Excise Taxes on New Cars

So you're thinking of purchasing a new vehicle for your business? You've done your comparison shopping and have figured out your business needs and budget? We think you should also be aware of two excise taxes that can hit you when you purchase certain vehicles. These taxes may be hidden costs that could influence your decision in terms of choosing a vehicle.

The "gas guzzler" tax. This tax is imposed on new cars that fail to meet federal fuel economy standards. Although this tax is imposed on the manufacturer, it becomes part of the retail price. Before computing the depreciation deduction for a business car, you must reduce the basis of the car by the amount of the gas guzzler tax you paid. So, you can't recover the tax through depreciation.

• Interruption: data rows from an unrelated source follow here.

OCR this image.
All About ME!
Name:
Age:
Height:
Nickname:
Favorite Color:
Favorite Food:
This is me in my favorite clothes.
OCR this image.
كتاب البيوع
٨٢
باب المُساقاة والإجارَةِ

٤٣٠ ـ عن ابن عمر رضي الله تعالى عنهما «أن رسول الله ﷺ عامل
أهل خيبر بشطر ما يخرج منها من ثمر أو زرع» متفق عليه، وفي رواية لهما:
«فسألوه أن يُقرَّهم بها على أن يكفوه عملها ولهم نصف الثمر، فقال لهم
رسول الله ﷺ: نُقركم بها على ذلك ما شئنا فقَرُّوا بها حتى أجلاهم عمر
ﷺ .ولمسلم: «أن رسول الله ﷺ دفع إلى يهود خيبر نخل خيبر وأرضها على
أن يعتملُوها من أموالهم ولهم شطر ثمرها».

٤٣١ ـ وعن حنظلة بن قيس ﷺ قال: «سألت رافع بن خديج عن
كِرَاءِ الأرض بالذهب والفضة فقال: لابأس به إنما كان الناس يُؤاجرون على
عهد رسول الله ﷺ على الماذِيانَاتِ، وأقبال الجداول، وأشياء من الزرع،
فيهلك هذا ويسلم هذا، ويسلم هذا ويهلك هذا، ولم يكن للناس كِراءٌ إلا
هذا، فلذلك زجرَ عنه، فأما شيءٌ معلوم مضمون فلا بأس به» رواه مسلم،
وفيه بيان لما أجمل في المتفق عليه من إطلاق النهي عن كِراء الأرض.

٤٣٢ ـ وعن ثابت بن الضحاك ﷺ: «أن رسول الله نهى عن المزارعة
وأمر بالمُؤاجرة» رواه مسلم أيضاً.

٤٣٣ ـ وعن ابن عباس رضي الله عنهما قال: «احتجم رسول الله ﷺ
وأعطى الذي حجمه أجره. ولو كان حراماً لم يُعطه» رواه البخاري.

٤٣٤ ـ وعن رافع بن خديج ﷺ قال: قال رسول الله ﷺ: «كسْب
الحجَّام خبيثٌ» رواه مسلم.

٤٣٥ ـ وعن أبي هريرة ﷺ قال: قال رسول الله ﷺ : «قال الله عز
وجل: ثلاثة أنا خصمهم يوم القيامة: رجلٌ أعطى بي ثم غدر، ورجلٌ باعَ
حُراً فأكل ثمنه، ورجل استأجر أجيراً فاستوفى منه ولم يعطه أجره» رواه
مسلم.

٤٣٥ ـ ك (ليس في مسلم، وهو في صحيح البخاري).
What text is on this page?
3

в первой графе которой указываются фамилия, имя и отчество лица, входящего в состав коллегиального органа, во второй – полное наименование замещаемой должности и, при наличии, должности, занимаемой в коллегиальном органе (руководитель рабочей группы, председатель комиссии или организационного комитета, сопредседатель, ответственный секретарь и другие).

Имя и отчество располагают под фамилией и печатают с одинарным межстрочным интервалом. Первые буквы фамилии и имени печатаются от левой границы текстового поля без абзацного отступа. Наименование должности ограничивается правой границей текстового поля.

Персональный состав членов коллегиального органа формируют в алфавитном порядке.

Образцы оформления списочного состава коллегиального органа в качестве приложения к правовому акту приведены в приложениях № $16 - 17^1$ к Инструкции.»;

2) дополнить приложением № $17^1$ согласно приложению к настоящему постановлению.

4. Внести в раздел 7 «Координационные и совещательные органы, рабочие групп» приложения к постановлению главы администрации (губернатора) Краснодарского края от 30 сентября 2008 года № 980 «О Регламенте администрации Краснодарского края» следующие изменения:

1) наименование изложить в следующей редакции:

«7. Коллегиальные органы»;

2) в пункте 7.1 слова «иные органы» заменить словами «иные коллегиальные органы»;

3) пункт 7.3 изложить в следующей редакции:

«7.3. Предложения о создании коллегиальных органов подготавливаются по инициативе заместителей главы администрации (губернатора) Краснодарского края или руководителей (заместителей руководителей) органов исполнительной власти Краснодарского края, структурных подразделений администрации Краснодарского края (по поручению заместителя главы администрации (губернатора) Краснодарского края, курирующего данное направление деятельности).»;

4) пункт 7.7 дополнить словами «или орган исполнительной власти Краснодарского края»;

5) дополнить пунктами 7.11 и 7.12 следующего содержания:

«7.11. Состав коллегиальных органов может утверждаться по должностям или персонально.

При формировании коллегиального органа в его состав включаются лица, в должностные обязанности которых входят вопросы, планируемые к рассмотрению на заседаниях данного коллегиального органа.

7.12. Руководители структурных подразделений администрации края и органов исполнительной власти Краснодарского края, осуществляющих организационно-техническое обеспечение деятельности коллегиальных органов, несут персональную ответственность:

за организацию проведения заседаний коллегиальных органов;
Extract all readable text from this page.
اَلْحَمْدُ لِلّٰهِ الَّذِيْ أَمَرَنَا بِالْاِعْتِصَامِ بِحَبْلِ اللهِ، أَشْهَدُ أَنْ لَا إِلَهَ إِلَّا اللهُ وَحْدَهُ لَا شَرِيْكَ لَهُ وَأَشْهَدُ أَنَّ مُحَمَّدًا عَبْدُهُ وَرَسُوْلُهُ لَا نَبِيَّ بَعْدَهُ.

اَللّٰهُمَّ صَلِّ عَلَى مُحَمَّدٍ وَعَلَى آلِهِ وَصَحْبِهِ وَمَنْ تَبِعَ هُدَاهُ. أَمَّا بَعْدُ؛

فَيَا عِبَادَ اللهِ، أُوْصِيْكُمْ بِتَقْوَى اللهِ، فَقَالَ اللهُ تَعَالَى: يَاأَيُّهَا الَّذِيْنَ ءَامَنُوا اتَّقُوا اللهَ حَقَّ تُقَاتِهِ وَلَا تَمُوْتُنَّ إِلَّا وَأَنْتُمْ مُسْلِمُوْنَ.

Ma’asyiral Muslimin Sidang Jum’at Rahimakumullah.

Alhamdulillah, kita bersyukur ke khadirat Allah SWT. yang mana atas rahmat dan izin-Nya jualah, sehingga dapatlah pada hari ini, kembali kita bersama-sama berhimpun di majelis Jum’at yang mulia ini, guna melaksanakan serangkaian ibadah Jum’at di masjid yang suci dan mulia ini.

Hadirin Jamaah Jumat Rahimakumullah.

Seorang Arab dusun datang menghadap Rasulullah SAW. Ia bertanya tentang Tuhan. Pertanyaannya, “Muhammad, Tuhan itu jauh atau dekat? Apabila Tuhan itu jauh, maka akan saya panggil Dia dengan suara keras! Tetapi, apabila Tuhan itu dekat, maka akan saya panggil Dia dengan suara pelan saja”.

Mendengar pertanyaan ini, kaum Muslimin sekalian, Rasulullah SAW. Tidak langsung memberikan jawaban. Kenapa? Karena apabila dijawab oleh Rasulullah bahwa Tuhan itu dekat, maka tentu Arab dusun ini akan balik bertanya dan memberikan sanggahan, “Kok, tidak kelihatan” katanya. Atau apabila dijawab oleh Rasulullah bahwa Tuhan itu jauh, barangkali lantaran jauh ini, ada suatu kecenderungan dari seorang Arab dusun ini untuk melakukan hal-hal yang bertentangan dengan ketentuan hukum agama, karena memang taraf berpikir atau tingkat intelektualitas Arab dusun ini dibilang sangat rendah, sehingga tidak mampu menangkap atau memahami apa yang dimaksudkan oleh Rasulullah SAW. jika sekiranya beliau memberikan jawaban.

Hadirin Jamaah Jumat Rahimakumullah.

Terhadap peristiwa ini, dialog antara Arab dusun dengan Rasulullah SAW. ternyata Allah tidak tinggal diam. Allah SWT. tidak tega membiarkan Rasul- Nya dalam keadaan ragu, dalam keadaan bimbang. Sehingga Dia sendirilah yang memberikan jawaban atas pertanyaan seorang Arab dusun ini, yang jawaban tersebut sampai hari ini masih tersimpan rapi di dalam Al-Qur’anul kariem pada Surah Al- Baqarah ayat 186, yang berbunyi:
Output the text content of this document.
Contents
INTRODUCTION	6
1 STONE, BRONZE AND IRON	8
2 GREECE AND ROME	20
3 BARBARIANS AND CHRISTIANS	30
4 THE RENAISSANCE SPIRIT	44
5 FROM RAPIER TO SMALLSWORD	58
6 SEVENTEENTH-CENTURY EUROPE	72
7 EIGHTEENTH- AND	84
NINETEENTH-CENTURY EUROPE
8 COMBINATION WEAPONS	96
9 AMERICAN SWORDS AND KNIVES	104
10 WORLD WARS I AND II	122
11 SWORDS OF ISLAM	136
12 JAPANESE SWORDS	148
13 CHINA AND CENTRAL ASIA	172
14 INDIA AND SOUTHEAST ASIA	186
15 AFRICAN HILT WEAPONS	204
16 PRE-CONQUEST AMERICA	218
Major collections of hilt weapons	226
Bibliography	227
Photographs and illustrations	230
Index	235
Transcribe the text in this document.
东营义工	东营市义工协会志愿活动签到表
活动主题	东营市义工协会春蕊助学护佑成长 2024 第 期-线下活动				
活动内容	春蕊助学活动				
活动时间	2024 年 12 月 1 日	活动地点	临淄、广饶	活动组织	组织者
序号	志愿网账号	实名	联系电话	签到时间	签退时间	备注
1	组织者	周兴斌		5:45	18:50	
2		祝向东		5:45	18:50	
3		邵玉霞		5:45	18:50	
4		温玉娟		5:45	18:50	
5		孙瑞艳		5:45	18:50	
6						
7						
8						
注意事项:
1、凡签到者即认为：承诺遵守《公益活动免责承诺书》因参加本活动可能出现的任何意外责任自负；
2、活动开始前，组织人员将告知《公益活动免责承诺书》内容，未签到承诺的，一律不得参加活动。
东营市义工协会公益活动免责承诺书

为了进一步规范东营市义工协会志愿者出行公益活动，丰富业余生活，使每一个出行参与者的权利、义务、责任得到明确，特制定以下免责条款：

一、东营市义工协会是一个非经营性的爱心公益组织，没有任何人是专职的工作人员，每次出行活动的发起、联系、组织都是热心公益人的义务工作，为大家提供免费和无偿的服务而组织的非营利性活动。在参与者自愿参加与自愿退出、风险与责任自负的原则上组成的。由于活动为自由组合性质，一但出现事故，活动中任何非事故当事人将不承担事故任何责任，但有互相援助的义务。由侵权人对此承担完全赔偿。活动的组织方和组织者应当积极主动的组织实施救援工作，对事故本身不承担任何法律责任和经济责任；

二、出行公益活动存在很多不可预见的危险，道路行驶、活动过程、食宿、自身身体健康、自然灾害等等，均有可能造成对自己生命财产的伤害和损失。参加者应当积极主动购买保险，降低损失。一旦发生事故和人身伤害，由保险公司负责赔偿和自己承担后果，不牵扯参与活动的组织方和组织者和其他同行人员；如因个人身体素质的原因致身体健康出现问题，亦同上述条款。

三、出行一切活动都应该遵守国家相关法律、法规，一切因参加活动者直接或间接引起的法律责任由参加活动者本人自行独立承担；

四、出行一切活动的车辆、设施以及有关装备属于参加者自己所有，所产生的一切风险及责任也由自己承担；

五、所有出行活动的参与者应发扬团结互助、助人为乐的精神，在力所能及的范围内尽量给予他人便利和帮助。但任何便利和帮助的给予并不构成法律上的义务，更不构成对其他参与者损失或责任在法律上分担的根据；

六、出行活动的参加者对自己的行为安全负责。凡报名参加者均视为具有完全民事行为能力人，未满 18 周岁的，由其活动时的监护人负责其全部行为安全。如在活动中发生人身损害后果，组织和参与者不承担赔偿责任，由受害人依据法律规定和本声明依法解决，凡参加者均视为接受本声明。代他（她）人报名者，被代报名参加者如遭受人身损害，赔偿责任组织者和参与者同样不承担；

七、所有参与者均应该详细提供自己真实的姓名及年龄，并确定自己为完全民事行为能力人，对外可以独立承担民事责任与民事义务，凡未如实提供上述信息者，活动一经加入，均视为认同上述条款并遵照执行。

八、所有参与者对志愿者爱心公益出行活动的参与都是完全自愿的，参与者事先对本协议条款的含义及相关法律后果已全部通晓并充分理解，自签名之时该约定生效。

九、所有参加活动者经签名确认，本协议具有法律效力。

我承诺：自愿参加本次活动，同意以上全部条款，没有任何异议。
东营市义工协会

Luxury tax. The other excise tax that applies to some new cars is a 4 percent tax for 2001 on any portion of the sales price of a luxury car that exceeds $38,000. In 2002, the tax is scheduled to decrease to 3 percent, and then it expires in 2003. The dollar threshold above which the tax is imposed is indexed for inflation each year. The tax is collected by car dealers and reported by them to the government.

After-market alterations in the car must be counted as part of the purchase price, if they occur within six months of the purchase and they exceed $1,000.

If you paid luxury tax on a car you purchased this year, the amount of the tax is not deductible. Instead, you should treat it like a sales tax: add it to car's tax basis and recover it through depreciation deductions.

If you purchase a conventional automobile and have it retrofitted to make it an electric or clean-fuel vehicle, the cost of the additional parts and installation will not be subject to the luxury tax. If you purchase a vehicle that was designed to be an electric vehicle, the luxury tax applies only to the portion of the price that exceeds 150 percent of the ordinary luxury tax threshold, or approximately $57,000 for 2001.


Save Money

The luxury car tax does not apply to trucks, vans, and sport-utility vehicles that have a maximum design gross loaded weight over 6,000 pounds. If you bought a qualifying sport-utility vehicle that cost $50,000 in 2001, this special rule would save you $480 ($50,000 - $38,000 x 4%). In addition, if you use this type of vehicle for your business, it also escapes the annual depreciation dollar caps and the annual lease income inclusion rules.